On January 21, the United States Supreme Court issued an opinion that represents a dramatic overhaul of the nation’s campaign finance system. In a 5-4 decision on Citizens United vs. FEC, the court declared that corporations are allowed to make unlimited independent expenditures to influence the outcomes of federal elections.
According to the Washington Post:
The decision upends the court’s precedent that corporations may not use their profits to support or oppose candidates, and it rejects a large portion of the so-called McCain-Feingold campaign finance reform act that the justices had declared constitutional just six years ago.
The stunning decision will have major repercussions for efforts to protect the environment , reduce pollution, and move to a clean energy economy, as the national League of Conservation Voters President Gene Karpinski wrote in today’s Huffington Post:
This ruling will open the floodgates for oil companies like Exxon Mobil to spend vast sums of money to support candidates who stand with them and against a clean energy future. That’s because for-profit corporations now have the ability to tap into their general treasuries for their electoral work, as opposed to having to work through more restricted connected federal PACs.
Consider the fact that Exxon Mobil’s federal PAC spent just over $800,000 in the 2007-2008 election cycle. During the same time period, the oil giant spent more than $45 million on lobbying at the federal level, an advocacy area where there are no limits on how much can be spent. Even a small diversion of these funds from lobbying to elections would drastically increase the spending imbalance between Big Oil and those of us fighting for a cleaner, healthier planet.
The bottom line is that with unlimited spending permitted in the electoral arena, misinformation campaigns by Big Oil and other special interests will be amplified and more lethal, potentially drowning out the voices of the majority of Americans who support investing in clean American energy and reducing harmful carbon pollution.
California political strategists immediately pointed out that the ruling could hurt Senator Barbara Boxer’s re-election chances.
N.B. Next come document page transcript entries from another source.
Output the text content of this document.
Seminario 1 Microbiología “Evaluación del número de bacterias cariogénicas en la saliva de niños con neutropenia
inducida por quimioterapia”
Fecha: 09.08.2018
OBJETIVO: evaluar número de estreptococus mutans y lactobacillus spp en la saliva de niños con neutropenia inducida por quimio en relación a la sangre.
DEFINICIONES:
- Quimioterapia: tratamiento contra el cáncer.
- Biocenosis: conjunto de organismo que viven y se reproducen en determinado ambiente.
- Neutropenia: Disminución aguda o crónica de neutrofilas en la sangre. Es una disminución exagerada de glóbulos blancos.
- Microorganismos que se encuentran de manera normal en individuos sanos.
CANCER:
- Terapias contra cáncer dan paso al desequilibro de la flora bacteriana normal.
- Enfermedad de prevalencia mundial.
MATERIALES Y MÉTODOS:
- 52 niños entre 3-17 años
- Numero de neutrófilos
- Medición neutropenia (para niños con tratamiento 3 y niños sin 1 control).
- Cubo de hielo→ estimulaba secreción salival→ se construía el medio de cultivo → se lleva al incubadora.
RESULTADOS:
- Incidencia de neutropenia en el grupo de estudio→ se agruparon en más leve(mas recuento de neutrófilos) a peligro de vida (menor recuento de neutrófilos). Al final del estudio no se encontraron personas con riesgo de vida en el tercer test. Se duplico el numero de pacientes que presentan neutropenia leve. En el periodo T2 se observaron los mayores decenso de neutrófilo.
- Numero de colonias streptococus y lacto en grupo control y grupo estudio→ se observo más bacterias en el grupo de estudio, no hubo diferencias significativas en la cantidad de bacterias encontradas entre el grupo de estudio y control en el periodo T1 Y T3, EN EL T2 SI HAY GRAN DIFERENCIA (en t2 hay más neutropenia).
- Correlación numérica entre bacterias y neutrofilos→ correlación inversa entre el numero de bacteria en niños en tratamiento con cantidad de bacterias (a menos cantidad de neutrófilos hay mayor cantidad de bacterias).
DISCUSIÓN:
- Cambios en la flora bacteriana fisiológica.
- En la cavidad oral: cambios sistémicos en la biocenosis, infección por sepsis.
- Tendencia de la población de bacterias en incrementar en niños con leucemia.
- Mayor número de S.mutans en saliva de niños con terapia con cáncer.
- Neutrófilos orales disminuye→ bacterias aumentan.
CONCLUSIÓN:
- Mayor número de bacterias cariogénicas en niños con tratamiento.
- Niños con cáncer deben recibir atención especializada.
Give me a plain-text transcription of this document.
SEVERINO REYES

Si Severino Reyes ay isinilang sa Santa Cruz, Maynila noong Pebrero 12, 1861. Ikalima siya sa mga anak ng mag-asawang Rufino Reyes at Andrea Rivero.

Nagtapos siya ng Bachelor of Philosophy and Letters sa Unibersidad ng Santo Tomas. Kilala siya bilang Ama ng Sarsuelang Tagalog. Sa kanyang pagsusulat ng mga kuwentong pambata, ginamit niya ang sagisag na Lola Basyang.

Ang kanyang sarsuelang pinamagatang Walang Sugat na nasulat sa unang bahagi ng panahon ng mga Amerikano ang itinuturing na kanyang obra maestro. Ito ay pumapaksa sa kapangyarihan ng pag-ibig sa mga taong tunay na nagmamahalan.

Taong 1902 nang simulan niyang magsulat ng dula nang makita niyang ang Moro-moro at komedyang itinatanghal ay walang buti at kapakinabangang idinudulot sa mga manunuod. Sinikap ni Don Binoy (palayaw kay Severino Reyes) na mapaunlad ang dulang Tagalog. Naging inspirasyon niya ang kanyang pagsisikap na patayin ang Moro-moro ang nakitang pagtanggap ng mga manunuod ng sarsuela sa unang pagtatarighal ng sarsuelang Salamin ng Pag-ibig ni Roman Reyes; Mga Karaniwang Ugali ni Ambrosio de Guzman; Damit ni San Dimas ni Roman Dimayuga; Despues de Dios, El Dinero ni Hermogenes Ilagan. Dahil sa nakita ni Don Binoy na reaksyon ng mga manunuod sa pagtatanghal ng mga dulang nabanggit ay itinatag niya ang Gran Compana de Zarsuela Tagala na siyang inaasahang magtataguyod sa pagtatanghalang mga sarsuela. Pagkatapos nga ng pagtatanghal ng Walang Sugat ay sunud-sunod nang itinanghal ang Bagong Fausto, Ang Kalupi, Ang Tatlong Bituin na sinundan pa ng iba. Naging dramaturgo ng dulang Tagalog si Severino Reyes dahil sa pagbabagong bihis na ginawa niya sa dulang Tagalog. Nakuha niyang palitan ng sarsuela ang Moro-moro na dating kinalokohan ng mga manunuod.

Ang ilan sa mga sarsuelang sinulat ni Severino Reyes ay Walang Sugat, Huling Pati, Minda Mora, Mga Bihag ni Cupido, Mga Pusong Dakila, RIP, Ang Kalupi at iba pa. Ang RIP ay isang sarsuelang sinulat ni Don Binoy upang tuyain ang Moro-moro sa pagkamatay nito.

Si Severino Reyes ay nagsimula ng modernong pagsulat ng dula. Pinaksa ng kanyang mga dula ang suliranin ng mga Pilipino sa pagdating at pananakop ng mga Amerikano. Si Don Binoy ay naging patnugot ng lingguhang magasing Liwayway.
According to Democratic political strategist Bill Carrick, the ruling will give a boost to Boxer’s Republican opponents:
“This is obviously going to help conservatives and Republicans more than Democrats because corporations and corporate-backed outside groups tend to align with conservative interests. I think the amount of money that unions, trial lawyers and environmental groups can put into this is much, much lower than what corporate America can spend.”
As KQED-FM’s John Meyers points out, the ruling won’t impact other California races (e.g.: for governor or the state legislature) and in fact, can be seen as yet another example of the nation following the Golden State’s example:
[I]t is worth noting that the decision appears to create a national system that mirrors the one in existence here in California since voters approved Proposition 34 almost ten years ago — a system where contributions made in support or opposition of a candidate, but independently of that candidate’s campaign, aren’t subject to any limits.
“Now the federal system is the same as California,” said Jessica Levinson, political director of the Center for Governmental Studies… Levinson says the ruling from the Supremes is a “game changer” in the world of political money, and will no doubt lead to a “flood” of money from big corporations and labor unions into the 2010 election season.
(Before we go any further, an important note: the ruling has no impact on races in California for governor, legislative seats, or other state constitutional officers. It only applies to campaigns for federal contests like those for Congress, and only then to independent political organizations; it did not wipe out existing campaign contribution limits made directly to candidates.)
So what kind of change has the no holds barred money allowed under Prop 34 brought to California politics? Plenty, according to a report last year from the state’s campaign watchdogs, the Fair Political Practices Commission.
In many ways, the world of independent expenditures, “IEs” in political parlance, has meant candidate controlled committees are no longer the main focus of California’s campaign cash bonanza. And CGS’ Levinson says that for any state with laws on the books mimicking the national McCain-Feingold law at the heart of Citizens United, it won’t be long before they, too, become like the wild west of California politics.
President Obama released a statement on the ruling:
“With its ruling today, the Supreme Court has given a green light to a new stampede of special interest money in our politics. It is a major victory for big oil, Wall Street banks, health insurance companies and the other powerful interests that marshal their power every day in Washington to drown out the voices of everyday Americans. This ruling gives the special interests and their lobbyists even more power in Washington–while undermining the influence of average Americans who make small contributions to support their preferred candidates.”
Obama said his administration would “get to work immediately with Congress on this issue” and collaborate with both Democratic and Republican leaders on a “forceful response.”